Simon não conseguia reprimir a sua perplexidade. Mal conhecia aquele estranho e terrível capítulo da barbárie nazi.
— O que aconteceu com o resto? – indagou, com a alma inquieta. — Levaram essas crianças para a Antártica? Isso, isso não é possível!
— Não. Os lebensborn foram conduzidos à Argentina e a outros países ibero-americanos no final de 1944 – revelou Eilert. — Sua guarda foi confiada a muitas famílias germanófilas. Quando completavam 16 anos, eram enviados, em grupos, à Base 211. A frota de submarinos viajava regularmente à costa da Argentina. Emergiam em Chascomos, no norte, e no Rio Negro, no sul do país. Dois desses submergíveis afundaram ali. Os seus restos ainda tiram do sério os investigadores. Em Neu Schwabenland se completava a formação desses garotos, como um degrau prévio ao seu novo destino. Já se pode imaginar que tipo de formação. Suponho que não tenha nada a perguntar a esse respeito.
— Não. Nada. Posso imaginar.
— O que você não imagina, Sr. Darden, é onde estão esses garotos atualmente.
— Suponho que penteando cabelos brancos – brincou o jornalista.
— Sim, sem dúvida eles já têm uns quantos. A pergunta é onde e como eles os penteiam. Vou lhe revelar tudo isso mais tarde, não se preocupe.“

Envolvente, não? Estes e outros segredos vão permeando a trama e no decorrer acontecem viradas cinematográficas e, se é verdade o ditado que diz que onde há fumo há fogo, é de suspeitarmos mesmo do corpo incinerado de Adolf Hitler no seu bunker. Sabia-se à época que o ditador possuía alguns sósias, ainda mais que fora vítima de um atentado anos antes e a sua segurança era extremada. Acerca das testemunhas que ouviram os disparos na sua sala secreta, assim, eles ouviram mas não viram. Seria Hitler mesmo?
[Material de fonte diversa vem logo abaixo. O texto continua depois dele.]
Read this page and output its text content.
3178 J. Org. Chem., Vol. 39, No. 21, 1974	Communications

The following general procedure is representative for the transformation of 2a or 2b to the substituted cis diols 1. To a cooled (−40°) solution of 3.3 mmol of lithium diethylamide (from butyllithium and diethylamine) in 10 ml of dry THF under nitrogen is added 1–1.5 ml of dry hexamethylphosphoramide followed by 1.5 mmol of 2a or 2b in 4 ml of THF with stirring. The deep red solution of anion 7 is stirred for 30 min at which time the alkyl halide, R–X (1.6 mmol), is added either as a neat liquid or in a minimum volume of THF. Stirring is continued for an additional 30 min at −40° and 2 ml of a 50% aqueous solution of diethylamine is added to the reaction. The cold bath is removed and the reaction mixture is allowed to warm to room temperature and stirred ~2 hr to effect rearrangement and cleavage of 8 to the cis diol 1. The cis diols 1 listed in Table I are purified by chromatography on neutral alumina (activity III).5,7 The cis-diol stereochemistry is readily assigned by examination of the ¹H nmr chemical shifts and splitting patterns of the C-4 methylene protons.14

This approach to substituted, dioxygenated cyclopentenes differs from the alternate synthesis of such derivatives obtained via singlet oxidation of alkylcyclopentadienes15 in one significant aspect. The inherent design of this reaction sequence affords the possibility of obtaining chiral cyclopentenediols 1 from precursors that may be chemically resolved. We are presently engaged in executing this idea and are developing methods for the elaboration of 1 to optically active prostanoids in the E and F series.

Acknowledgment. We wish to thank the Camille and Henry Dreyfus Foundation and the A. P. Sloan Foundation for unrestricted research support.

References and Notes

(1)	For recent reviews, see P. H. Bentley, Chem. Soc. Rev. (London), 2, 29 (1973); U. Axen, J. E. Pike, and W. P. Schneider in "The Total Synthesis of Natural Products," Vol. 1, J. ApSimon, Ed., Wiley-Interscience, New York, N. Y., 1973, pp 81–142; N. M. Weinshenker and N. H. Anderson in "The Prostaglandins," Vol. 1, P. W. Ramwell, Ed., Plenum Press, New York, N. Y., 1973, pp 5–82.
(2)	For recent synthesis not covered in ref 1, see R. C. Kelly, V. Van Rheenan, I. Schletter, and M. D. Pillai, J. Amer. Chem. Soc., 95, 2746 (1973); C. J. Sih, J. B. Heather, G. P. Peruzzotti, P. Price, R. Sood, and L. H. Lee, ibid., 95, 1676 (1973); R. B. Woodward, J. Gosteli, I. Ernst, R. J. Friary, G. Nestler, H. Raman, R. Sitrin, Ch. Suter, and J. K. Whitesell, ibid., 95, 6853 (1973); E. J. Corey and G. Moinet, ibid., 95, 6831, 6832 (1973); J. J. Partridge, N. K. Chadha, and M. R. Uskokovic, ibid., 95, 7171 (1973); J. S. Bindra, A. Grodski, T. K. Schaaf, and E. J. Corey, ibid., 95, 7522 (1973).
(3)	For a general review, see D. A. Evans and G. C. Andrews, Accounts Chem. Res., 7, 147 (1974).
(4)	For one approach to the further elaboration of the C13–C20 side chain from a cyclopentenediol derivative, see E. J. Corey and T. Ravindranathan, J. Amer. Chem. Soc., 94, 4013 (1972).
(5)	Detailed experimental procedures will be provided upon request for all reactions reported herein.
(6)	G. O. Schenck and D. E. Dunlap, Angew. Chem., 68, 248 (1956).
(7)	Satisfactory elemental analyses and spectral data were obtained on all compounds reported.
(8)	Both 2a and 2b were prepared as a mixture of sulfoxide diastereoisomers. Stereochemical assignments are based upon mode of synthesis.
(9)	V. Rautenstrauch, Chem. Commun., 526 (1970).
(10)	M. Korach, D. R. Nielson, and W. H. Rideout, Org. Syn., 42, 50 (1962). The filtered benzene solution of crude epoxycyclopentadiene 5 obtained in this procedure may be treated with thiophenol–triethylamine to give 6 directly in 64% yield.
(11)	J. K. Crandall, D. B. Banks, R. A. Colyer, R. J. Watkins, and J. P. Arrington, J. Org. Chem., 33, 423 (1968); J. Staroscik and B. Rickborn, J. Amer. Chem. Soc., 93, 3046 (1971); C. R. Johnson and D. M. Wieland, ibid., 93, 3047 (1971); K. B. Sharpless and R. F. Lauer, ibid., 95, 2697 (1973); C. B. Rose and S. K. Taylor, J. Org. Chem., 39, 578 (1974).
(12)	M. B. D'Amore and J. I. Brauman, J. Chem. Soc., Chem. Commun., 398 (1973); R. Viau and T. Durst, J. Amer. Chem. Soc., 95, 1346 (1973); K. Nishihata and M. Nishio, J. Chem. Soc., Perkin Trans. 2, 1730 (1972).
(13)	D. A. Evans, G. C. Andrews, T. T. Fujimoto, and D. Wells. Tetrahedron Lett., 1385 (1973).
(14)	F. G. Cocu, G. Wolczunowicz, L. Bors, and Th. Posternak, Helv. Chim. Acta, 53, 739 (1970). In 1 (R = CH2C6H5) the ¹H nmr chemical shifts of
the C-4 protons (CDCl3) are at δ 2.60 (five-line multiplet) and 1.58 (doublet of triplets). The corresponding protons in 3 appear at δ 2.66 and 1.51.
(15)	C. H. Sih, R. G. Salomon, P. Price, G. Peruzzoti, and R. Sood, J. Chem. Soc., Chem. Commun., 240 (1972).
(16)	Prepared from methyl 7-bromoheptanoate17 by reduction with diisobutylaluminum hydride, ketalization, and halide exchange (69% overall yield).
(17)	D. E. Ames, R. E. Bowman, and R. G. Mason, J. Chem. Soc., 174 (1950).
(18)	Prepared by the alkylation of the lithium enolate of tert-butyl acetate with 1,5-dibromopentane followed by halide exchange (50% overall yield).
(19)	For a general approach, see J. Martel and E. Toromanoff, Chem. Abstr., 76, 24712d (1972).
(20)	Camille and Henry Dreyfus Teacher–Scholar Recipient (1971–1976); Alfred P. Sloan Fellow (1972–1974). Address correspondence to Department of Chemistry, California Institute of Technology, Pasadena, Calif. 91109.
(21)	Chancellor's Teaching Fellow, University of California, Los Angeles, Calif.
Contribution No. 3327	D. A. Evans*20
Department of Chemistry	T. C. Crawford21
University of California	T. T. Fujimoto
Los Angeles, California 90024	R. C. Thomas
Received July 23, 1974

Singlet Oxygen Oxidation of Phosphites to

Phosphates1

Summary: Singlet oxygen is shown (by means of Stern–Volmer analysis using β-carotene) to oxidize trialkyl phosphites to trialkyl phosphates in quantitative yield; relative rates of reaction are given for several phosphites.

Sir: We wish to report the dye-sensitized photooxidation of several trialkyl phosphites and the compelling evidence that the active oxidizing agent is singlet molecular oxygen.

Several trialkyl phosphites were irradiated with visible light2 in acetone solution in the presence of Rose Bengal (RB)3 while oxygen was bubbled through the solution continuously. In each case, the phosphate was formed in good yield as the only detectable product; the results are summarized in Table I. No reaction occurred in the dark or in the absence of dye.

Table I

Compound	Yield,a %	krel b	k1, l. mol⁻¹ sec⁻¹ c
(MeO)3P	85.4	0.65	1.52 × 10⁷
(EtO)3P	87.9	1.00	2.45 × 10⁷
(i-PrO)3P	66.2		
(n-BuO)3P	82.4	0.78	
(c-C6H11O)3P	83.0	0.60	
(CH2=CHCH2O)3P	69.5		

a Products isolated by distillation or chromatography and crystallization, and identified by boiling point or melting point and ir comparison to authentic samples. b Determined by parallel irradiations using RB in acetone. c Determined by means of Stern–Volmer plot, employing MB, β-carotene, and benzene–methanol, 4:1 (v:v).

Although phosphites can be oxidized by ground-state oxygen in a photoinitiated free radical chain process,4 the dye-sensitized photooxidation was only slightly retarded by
Sabemos que a História é escrita pelos vencedores, principalmente a oficial que determina aquilo que será passado às gerações futuras. Contudo, um acordo secreto de cavalheiros pode ter permitido ao Führer a preservação ao menos da sua vida, e da sua amada Eva. No que toca aos ovos da serpente, somos sabedores dos frutos que ainda persistem no exacerbado nacional-socialismo, hoje dividindo eleitores na França, por exemplo, e noutras paragens. Do mesmo modo que seria reducionismo e leviandade atribuir-lhes a pecha de nazis, não podemos ser inocentes acerca das suas intenções.
Voltando ao livro, sugiro a leitura como deleite, entenderem que o que nos ensinam nos bancos escolares nem sempre corresponde à verdade e que por baixo dos panos rola muita coisa suja.